The first real snowstorm of the winter and it is a blizzard. I hope those who are undergoing treatment are safe in the storm. I recall the hurricane in 2013. I had just had another round of my reconstructive surgery, and after returning home to Narragansett my daughter and I lost power for four days. There was no hot water to care for my new incision and drainage, but we got through it. It made me realize how much we take for granted.
Back then I guess I took for granted my relationship with my daughter, because she has also moved on and moved back with her father. It’s been over a year now, but on days like today I remember my childhood and that of my children. Those were the good old days, but life kept getting in the way.
I worry about my friend Marie who is actively going through chemotherapy again after being in remission for the past 8 years. I think of my friend Susan, who has been going through radiation treatments.
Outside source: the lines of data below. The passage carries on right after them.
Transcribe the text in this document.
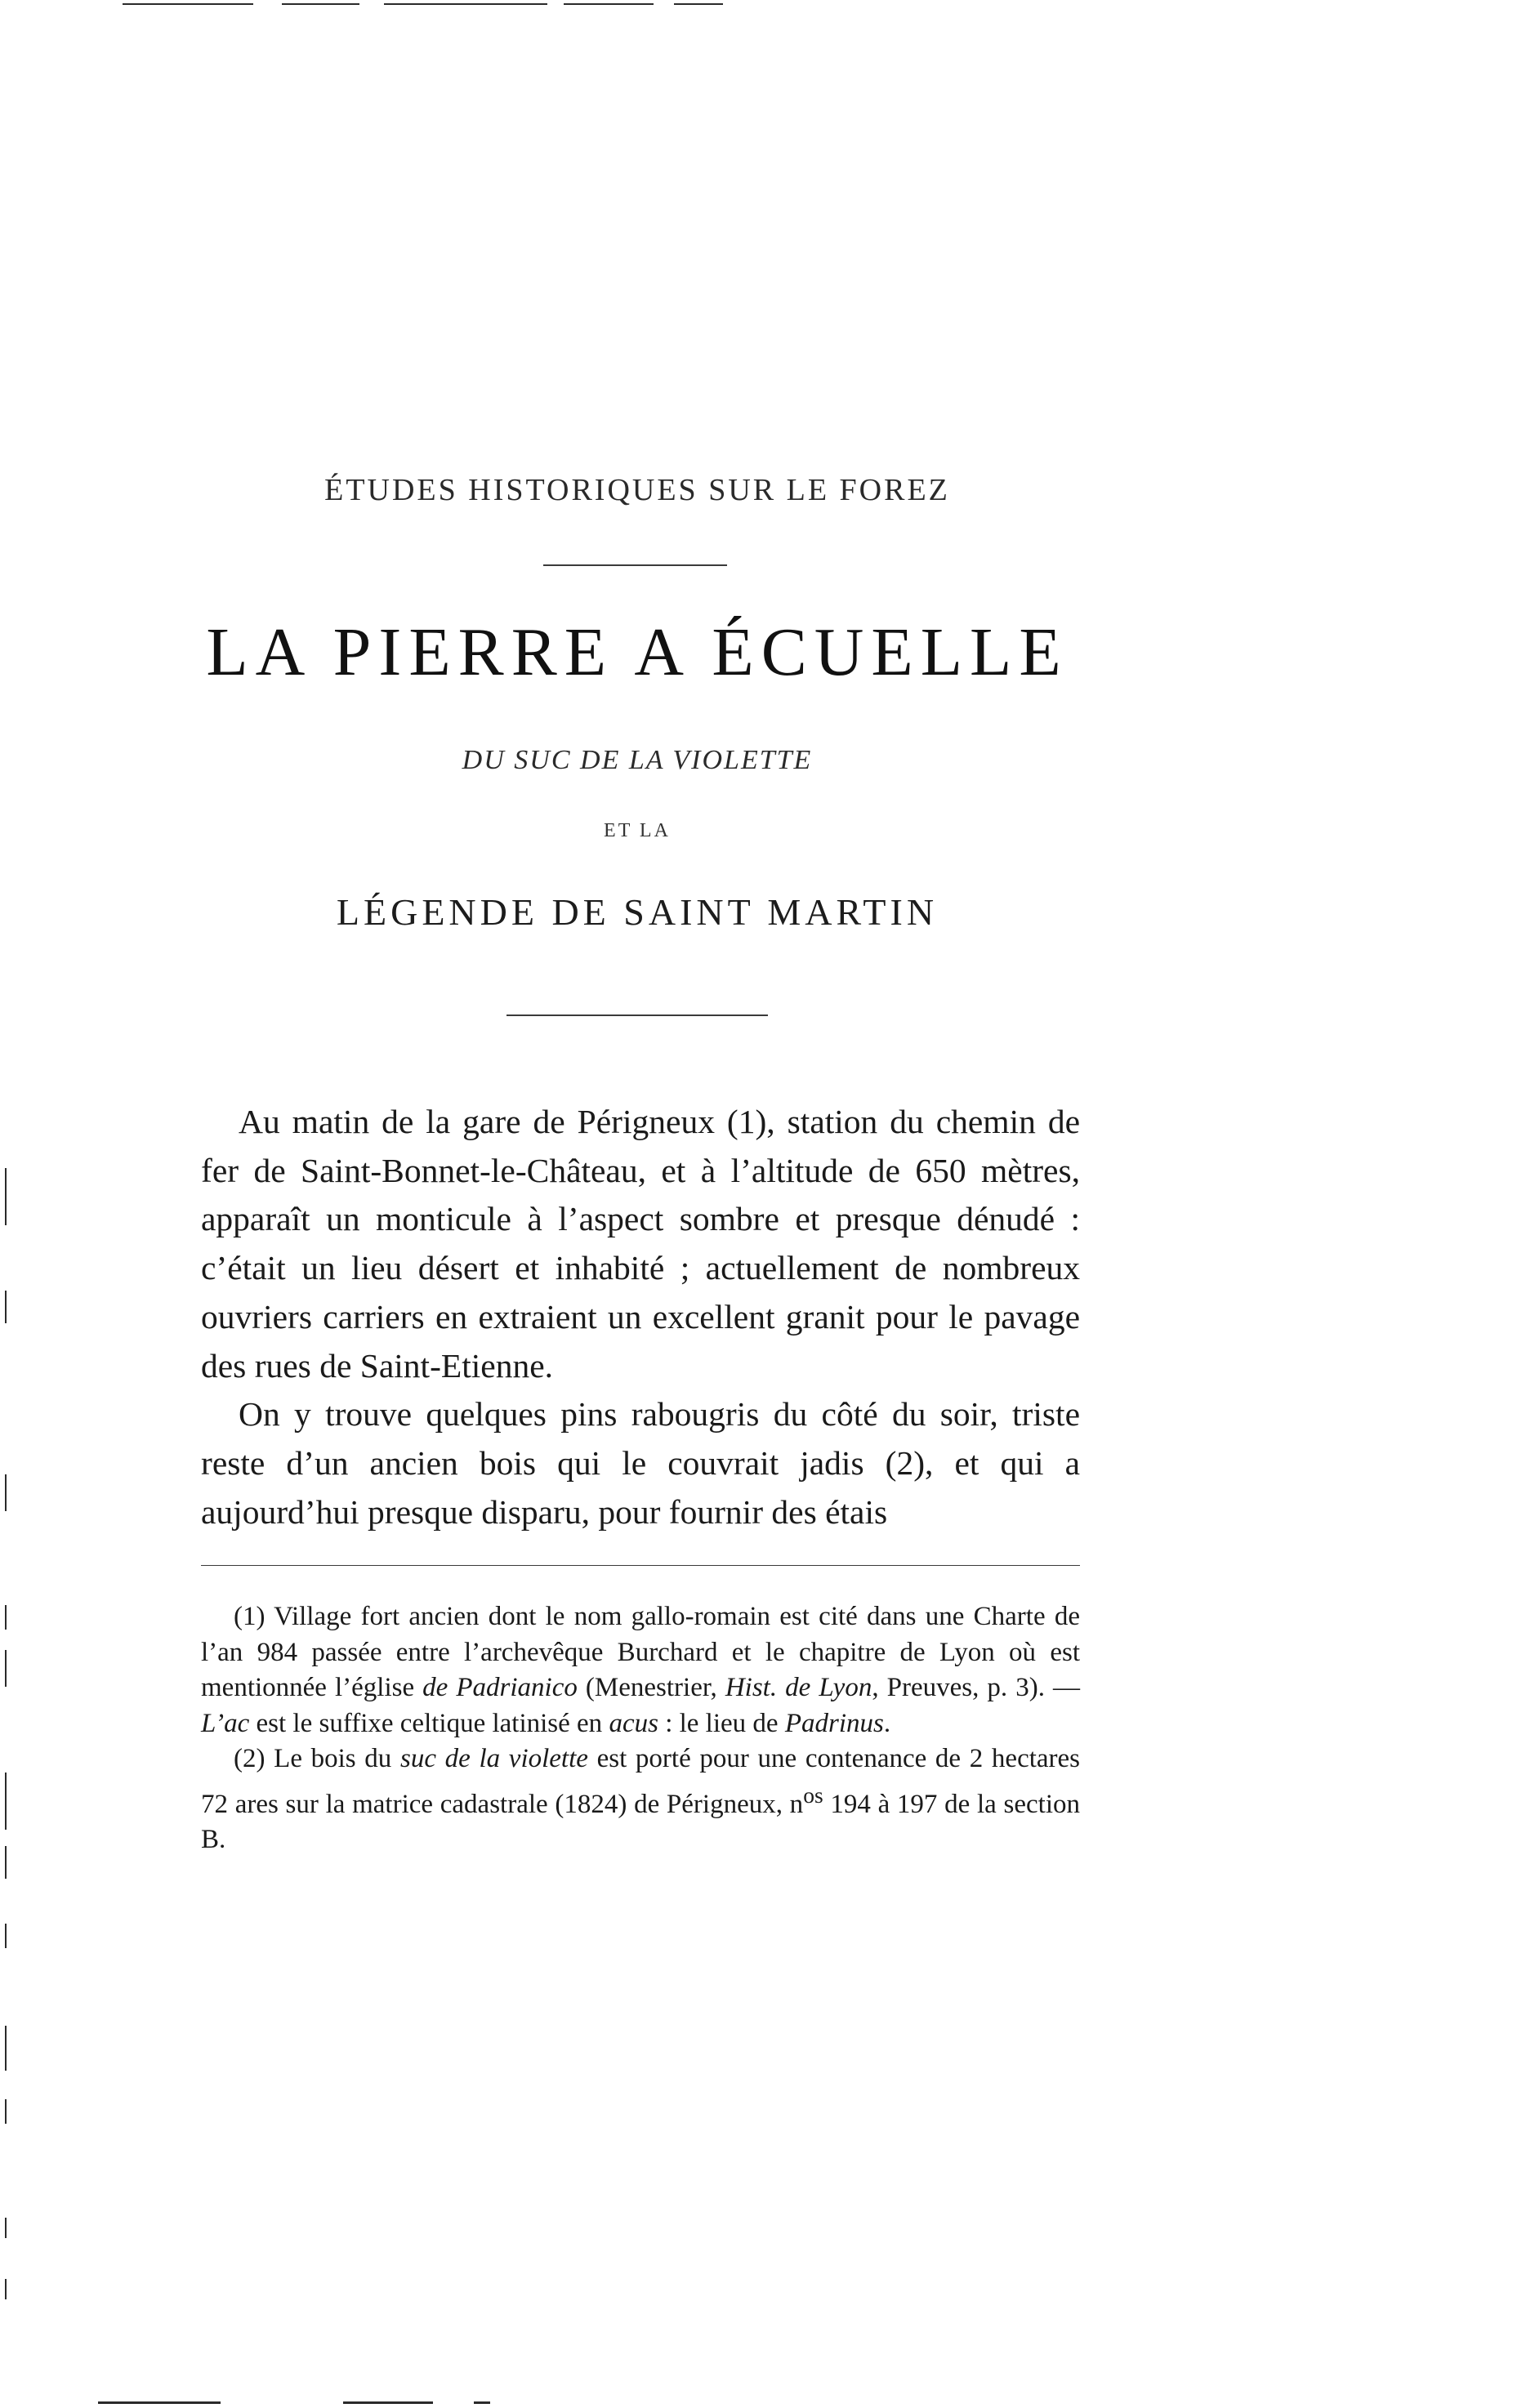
ÉTUDES HISTORIQUES SUR LE FOREZ
LA PIERRE A ÉCUELLE
DU SUC DE LA VIOLETTE
ET LA
LÉGENDE DE SAINT MARTIN

Au matin de la gare de Périgneux (1), station du chemin de fer de Saint-Bonnet-le-Château, et à l’altitude de 650 mètres, apparaît un monticule à l’aspect sombre et presque dénudé : c’était un lieu désert et inhabité ; actuellement de nombreux ouvriers carriers en extraient un excellent granit pour le pavage des rues de Saint-Etienne.

On y trouve quelques pins rabougris du côté du soir, triste reste d’un ancien bois qui le couvrait jadis (2), et qui a aujourd’hui presque disparu, pour fournir des étais

(1) Village fort ancien dont le nom gallo-romain est cité dans une Charte de l’an 984 passée entre l’archevêque Burchard et le chapitre de Lyon où est mentionnée l’église de Padrianico (Menestrier, Hist. de Lyon, Preuves, p. 3). — L’ac est le suffixe celtique latinisé en acus : le lieu de Padrinus.

(2) Le bois du suc de la violette est porté pour une contenance de 2 hectares 72 ares sur la matrice cadastrale (1824) de Périgneux, $n^{os}$ 194 à 197 de la section B.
I always understood the weather and sometimes having to work around the clock as a nurse during these emergencies and I have been reading about my old crew at Silver Springs who have been grateful for their relief after 16-20-24 hours. Being on the other end as a patient myself, it is such an incredible feeling to have someone there to be with you when you just feel, to say the least, crappy!
I’m not in traditional nursing at this time, but I just want to raise a glass and toast all the medical personnel out there who give their all for those who are ill, no matter what the circumstance.
I guess no gym today, I guess not much of anything today as I sit and type with my broken wrist, somewhat feeling bad that I’m not out there shoveling and part of me ecstatic that I can sit on the couch in my warm abode, looking out the window at my better half, freezing, to say the least.
“It’s a good life if you don’t weaken.”